The school absorbed 600 new students, expanding to about 1,100. It lost support staff. And its needs are huge - every student at King is classified as economically disadvantaged, and 32 percent require special education services. Out of 232 incoming freshmen, just nine were academically prepared to take Algebra I, Wade said.

But Dunn vowed to coach even if he didn't have a job, and money was found to fund athletics.

"I made a commitment to the kids," he said Wednesday as cameras clicked and players found themselves celebrities. "One of the things you've got to teach them is, you keep your word."

Dunn said he saw the season as something bigger than a string of games.

"This was our last shot to get public education in a big neighborhood high school right," said Dunn, who lives in the neighborhood and graduated from Philadelphia schools. "We wanted to prove to the city we could make it work, and the football team had the first chance to do that."

Eventually, Dunn was hired back. And the team members, at first wary of one another, began to find common ground. ("What did I say?" Dunn told two players who argued at one summer practice. "You pull him up. You don't push him down.")

Hurst-Rodney said the team had the same goal: "We wanted to win."
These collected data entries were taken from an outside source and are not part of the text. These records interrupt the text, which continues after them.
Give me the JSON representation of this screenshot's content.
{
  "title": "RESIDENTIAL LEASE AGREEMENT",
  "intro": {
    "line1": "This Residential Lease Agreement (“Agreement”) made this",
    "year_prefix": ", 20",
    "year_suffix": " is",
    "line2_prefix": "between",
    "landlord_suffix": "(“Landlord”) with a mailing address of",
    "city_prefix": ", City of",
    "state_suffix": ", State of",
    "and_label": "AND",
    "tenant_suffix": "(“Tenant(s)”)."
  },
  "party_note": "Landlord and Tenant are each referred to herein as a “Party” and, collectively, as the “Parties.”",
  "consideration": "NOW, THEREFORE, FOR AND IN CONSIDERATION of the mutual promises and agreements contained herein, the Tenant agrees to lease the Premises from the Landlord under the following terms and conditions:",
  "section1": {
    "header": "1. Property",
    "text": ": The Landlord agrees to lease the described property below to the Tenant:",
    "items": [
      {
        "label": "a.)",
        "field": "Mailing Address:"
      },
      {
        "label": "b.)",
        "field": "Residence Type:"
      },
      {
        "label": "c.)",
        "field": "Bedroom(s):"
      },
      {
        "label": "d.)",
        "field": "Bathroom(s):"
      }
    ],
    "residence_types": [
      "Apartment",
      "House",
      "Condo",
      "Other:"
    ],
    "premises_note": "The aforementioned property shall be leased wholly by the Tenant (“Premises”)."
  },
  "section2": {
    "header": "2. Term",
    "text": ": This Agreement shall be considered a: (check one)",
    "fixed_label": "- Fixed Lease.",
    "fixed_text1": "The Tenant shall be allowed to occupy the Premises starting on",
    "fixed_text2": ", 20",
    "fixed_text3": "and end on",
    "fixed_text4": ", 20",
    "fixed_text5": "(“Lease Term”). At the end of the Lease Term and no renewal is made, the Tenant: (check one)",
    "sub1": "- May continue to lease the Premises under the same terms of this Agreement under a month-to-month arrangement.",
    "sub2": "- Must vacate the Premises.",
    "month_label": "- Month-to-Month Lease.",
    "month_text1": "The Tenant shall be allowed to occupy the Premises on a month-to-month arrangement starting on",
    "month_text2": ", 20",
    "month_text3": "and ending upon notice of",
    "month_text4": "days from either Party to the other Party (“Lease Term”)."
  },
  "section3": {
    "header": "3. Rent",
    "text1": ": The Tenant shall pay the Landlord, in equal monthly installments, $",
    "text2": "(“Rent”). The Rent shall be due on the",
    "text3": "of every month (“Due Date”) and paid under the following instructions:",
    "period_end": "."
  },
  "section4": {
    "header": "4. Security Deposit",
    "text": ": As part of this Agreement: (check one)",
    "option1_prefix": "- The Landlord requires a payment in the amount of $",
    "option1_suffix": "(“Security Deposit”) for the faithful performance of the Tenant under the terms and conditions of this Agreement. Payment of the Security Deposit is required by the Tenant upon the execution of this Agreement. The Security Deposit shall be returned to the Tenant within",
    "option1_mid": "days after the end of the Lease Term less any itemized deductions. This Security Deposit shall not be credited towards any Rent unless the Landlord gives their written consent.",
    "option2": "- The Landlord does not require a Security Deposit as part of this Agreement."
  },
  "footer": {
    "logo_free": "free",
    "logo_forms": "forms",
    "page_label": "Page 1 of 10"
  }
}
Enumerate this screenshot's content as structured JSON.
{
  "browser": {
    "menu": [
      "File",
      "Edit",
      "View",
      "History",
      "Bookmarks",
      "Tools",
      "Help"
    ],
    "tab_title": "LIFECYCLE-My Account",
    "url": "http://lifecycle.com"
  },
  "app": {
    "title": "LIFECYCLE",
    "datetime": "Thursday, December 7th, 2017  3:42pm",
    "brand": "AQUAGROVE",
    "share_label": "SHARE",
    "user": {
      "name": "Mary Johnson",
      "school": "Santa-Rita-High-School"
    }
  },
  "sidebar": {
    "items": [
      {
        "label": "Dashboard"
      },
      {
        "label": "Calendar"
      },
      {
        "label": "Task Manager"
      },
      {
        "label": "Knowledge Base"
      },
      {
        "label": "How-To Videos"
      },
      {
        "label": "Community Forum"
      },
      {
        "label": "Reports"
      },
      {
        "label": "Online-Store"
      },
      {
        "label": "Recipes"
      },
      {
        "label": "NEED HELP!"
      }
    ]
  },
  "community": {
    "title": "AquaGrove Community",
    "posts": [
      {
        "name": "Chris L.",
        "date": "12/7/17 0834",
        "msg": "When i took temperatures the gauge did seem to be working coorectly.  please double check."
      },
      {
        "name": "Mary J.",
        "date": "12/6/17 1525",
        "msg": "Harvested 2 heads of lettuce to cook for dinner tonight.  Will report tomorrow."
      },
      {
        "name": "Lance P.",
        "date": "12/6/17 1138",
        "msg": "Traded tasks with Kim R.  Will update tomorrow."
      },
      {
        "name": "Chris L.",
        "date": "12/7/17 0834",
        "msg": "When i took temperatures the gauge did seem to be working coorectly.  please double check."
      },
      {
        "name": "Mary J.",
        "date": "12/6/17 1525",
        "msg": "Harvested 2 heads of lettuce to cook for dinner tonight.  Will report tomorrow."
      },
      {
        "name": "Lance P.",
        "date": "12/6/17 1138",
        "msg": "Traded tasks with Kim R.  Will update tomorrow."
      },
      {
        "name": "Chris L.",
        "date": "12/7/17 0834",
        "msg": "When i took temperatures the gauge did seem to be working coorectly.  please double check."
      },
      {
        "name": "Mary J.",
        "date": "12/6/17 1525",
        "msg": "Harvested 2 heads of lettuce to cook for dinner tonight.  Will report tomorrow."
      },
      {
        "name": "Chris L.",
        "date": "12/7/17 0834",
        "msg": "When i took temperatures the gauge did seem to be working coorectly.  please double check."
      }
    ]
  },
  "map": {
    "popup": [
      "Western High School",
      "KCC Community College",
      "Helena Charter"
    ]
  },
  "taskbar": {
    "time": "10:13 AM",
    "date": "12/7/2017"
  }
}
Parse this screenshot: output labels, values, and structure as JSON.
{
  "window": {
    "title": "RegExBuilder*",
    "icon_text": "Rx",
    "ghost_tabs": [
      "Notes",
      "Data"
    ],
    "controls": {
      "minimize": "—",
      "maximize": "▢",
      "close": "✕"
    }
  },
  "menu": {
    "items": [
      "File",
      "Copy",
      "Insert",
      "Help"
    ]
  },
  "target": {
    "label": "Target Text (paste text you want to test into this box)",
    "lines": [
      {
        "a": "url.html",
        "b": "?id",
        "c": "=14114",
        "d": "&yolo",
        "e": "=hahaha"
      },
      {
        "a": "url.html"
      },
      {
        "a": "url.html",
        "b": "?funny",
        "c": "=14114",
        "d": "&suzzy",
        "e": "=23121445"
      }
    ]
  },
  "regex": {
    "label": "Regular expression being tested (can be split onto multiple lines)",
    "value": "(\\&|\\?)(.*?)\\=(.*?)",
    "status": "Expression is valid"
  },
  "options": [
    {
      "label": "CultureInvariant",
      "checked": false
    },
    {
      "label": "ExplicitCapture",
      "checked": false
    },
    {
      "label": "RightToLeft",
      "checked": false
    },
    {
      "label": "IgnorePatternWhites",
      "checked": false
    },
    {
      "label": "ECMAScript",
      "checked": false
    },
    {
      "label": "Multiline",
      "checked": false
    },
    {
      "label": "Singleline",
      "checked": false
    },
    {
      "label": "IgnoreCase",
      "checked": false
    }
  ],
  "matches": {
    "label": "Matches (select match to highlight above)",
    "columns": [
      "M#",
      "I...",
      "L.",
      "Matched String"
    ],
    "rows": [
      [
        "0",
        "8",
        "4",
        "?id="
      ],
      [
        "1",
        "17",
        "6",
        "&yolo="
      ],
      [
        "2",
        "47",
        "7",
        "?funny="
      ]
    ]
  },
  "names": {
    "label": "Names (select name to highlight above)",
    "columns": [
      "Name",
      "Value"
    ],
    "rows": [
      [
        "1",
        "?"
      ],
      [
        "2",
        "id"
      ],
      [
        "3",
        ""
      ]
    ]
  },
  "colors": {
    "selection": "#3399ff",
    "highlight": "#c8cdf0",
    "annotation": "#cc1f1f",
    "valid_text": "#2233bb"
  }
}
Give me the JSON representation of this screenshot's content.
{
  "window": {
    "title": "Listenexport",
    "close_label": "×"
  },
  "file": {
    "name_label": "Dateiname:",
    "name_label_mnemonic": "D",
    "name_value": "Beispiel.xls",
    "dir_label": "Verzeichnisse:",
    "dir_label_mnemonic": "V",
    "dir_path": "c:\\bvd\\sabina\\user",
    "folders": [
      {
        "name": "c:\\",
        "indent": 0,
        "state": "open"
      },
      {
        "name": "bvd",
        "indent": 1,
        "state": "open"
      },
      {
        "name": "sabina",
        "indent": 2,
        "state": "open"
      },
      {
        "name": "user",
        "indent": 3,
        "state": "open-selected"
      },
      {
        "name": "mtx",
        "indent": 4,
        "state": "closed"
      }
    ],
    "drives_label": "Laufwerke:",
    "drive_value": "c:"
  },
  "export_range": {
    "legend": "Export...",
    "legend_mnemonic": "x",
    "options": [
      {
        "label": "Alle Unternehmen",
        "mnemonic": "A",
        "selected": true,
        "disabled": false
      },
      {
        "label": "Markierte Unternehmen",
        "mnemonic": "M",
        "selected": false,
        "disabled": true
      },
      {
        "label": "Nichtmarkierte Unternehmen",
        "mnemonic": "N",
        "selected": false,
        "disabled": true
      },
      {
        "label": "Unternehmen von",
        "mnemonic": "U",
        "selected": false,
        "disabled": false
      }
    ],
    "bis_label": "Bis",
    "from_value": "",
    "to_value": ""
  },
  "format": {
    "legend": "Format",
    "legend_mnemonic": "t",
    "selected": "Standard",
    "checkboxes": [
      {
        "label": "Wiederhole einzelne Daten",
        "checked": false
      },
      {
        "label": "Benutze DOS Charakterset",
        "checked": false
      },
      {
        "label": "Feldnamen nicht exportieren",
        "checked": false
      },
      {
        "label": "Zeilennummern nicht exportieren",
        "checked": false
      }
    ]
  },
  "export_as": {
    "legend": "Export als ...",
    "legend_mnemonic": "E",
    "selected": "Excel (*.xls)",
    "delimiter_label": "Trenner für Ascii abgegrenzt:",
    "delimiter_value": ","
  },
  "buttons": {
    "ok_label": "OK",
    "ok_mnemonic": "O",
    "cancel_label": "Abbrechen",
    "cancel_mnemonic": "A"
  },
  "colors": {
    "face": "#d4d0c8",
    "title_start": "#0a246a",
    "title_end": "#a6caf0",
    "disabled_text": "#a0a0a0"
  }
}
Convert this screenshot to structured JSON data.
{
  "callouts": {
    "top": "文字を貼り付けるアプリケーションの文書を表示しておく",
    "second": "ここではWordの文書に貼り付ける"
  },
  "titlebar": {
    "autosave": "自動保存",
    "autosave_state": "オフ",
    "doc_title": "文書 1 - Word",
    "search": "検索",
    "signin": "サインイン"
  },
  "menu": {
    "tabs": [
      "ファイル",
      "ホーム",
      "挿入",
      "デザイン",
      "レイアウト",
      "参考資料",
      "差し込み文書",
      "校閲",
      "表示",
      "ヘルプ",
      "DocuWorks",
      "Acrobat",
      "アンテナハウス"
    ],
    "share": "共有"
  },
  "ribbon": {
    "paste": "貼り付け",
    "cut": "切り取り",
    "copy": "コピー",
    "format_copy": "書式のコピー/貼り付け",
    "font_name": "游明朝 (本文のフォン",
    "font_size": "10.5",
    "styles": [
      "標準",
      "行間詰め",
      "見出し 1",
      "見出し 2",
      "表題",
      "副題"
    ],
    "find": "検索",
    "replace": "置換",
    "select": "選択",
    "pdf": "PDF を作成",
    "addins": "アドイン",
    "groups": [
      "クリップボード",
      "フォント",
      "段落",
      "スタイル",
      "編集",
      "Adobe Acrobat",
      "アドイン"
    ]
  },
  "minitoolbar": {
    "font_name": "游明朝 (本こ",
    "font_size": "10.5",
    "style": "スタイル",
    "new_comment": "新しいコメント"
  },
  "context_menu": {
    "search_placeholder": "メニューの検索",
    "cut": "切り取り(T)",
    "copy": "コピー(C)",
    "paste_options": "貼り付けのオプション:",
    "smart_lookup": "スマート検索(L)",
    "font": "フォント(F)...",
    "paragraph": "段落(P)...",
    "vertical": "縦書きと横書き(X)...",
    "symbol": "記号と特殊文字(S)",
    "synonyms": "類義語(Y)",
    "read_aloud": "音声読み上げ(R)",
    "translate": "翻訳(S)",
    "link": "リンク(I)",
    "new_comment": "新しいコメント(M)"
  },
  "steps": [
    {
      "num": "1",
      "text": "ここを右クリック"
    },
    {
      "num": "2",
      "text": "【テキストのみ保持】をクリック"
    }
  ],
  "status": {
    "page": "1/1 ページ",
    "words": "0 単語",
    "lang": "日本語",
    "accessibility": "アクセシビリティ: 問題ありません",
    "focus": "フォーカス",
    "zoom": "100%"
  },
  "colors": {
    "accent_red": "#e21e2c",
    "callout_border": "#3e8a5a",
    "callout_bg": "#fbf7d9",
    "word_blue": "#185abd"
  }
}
"They banded together like brothers," said Angela Hurst, his mother.

King dropped its first two games of the season.

Outsiders weren't so surprised - the team had gone two years without a win, and had never captured a Public League title. But then the tide began to turn.

When Dunn sat in a goal-setting meeting with Wade over the summer, one aim raised the principal's eyebrows.

"He said the team was going to win the city championship," Wade said.

Improbably, the team did just that.

Dunn's motto - "humble and hungry" - became the team's, and they believed him when he told them he loved them, that he would be a part of their lives forever. They played up to his expectations.

Spontaneous cheers erupted during the film, which was screened before a packed house. There was plenty of tension - would junior Sal Henderson, who struggled with a troubled family history, be sidelined permanently by his brush with the law? Would Dontae Angus, the 6-6 senior defensive tackle full of promise, get it together academically and on the field?

And there was plenty of joy, too. When the documentary finished, the applause was deafening. A Dick's official presented Superintendent William R. Hite Jr., in town for the premiere, with a giant cardboard check for $250,000 to help keep district athletics afloat.

The film, Hite said, shows what Philadelphia students are capable of. The adversity the team, and the school, faced will inspire people to do more for city students, the superintendent said.

"These children did what they did with the bare essentials," Hite said.

The things it lacked motivated the King team. During one particularly grueling practice, Dunn reminded the players that they didn't attend a private school or even have matching cleats.

"That's not what makes us weak," the coach told his team. "That's what makes us stronger than anybody else."